1. **Default environment is `development`** — 87% of actual usage targets development. Only use other environments when explicitly requested.
2. **Default count is `1`** — override only when the user specifies a number.
3. **Never fabricate IDs** — if a scenario requires a `facilityId`, `shiftId`, or other identifier, ask the user to provide it.
4. **Confirm before executing** — show the full `gh workflow run` command and get user approval **only** when the scenario requires `input_data` or the user specified a non-default environment or count. If the scenario needs no `input_data` and defaults are used, execute immediately without confirmation.
5. **Handle ambiguity** — if the user's request matches multiple scenarios, present the top candidates with descriptions and ask them to pick.
6. **Auth errors** — if `gh` returns an authentication error, instruct the user to run `gh auth login` and retry.
7. **No `input_data` when not needed** — omit the `-f input_data=...` flag entirely for scenarios that don't require it.
8. **"Run all scenarios" is not supported via this skill** — if the user asks to run all scenarios at once, explain that this is only available through the [GitHub Actions UI](https://github.com/ClipboardHealth/cbh-core/actions/workflows/generate-seed-data.yml) by leaving the scenario dropdown blank. Do not omit the `-f scenario=...` flag to trigger all scenarios.

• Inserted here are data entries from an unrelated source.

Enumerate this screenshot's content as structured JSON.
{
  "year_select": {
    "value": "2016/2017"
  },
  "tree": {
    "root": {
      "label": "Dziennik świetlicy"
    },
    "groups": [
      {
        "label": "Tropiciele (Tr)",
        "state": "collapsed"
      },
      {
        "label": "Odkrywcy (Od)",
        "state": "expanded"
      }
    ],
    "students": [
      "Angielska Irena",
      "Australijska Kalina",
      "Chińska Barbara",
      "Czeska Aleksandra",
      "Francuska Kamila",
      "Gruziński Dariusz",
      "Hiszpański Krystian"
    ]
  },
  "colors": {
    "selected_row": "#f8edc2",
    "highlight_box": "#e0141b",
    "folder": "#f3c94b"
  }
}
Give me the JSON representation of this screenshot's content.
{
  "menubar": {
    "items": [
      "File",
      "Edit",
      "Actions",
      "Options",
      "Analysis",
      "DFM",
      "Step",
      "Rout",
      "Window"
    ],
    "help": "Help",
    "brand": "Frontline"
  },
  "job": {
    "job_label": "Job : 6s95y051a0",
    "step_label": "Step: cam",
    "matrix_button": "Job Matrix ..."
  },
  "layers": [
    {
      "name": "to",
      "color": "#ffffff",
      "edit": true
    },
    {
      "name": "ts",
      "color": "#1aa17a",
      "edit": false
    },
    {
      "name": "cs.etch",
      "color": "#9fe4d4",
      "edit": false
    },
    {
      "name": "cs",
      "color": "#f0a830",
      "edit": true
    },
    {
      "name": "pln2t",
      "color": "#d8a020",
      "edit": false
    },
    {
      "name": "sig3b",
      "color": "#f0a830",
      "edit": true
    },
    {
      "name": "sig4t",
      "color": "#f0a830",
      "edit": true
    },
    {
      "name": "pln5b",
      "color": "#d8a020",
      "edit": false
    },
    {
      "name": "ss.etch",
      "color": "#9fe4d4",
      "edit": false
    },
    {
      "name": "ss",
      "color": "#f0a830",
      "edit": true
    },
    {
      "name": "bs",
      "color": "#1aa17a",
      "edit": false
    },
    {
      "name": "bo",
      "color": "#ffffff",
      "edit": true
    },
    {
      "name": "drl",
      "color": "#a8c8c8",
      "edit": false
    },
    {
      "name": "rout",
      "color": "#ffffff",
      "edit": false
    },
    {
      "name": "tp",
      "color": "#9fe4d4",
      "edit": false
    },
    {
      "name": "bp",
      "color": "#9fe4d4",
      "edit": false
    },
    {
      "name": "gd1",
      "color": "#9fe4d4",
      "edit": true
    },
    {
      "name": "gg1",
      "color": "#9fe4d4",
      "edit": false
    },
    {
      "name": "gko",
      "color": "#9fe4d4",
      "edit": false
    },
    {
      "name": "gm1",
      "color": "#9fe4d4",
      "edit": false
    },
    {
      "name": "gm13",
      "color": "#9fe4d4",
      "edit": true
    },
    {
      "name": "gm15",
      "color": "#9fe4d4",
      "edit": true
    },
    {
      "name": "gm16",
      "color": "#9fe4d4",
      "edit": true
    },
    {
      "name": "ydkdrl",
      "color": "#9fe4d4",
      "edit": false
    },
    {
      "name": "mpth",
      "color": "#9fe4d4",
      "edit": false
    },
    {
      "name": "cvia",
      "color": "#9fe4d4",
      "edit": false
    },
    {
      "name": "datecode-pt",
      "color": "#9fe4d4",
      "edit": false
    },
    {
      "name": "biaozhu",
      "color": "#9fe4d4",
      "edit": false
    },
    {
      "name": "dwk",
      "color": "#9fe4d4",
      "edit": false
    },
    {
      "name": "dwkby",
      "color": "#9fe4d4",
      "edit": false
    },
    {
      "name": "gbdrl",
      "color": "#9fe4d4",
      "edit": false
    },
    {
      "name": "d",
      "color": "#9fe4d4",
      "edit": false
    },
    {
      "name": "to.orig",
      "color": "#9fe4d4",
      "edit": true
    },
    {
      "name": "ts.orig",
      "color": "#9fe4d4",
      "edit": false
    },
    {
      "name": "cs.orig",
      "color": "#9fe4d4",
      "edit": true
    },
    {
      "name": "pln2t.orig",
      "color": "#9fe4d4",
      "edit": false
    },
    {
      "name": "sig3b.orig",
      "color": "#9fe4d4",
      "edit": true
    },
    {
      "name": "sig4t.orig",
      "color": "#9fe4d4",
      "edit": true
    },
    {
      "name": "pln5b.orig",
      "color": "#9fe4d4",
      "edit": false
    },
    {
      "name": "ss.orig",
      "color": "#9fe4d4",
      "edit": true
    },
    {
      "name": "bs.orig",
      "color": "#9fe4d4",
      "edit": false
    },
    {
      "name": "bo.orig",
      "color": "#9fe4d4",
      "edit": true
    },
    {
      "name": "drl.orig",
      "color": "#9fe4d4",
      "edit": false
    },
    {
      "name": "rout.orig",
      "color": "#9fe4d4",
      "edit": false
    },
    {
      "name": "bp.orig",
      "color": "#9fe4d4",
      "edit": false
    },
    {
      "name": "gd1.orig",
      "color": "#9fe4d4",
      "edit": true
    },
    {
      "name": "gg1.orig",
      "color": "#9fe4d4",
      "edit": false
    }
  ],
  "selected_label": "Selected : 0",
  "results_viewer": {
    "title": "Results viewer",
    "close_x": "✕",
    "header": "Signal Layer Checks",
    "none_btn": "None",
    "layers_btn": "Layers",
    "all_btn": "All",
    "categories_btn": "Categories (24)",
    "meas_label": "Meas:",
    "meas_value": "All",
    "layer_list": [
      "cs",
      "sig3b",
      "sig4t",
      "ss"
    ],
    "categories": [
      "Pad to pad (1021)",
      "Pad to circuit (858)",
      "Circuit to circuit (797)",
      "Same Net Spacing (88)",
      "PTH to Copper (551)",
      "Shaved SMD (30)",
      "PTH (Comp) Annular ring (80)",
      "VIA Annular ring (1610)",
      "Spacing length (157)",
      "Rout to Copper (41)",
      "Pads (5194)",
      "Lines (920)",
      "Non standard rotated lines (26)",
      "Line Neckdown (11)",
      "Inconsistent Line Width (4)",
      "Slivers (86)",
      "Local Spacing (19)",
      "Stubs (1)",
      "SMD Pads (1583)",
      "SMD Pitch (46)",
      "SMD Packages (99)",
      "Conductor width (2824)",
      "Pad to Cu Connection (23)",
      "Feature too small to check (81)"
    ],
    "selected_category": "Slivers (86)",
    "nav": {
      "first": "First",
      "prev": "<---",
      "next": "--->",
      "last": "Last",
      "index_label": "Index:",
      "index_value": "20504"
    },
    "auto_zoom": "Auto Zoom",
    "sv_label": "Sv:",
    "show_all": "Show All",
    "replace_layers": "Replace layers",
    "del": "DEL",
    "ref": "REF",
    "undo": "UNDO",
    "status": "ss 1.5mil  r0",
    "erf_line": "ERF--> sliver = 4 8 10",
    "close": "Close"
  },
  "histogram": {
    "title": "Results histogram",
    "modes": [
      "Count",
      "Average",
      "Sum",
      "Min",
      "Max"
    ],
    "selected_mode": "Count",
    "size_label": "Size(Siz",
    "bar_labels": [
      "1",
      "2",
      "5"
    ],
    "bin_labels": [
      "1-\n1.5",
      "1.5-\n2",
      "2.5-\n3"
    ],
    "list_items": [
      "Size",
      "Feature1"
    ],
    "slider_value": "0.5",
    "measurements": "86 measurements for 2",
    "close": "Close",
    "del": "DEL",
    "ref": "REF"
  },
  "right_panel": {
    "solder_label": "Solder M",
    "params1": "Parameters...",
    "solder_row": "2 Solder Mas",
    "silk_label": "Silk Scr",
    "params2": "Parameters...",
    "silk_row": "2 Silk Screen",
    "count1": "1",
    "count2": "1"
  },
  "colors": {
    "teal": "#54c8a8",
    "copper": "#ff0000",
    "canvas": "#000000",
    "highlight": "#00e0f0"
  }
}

9. **Destructive scenario warning** — for scenario 15 (clean old test data), always display an explicit warning that this **deletes data**, confirm the target environment twice, and never run it with all optional fields left empty (require the user to specify at least `emailPattern` or `ageThreshold`).
10. **Failure handling** — always wait for the run to complete (step 7). Never just print the URL and stop.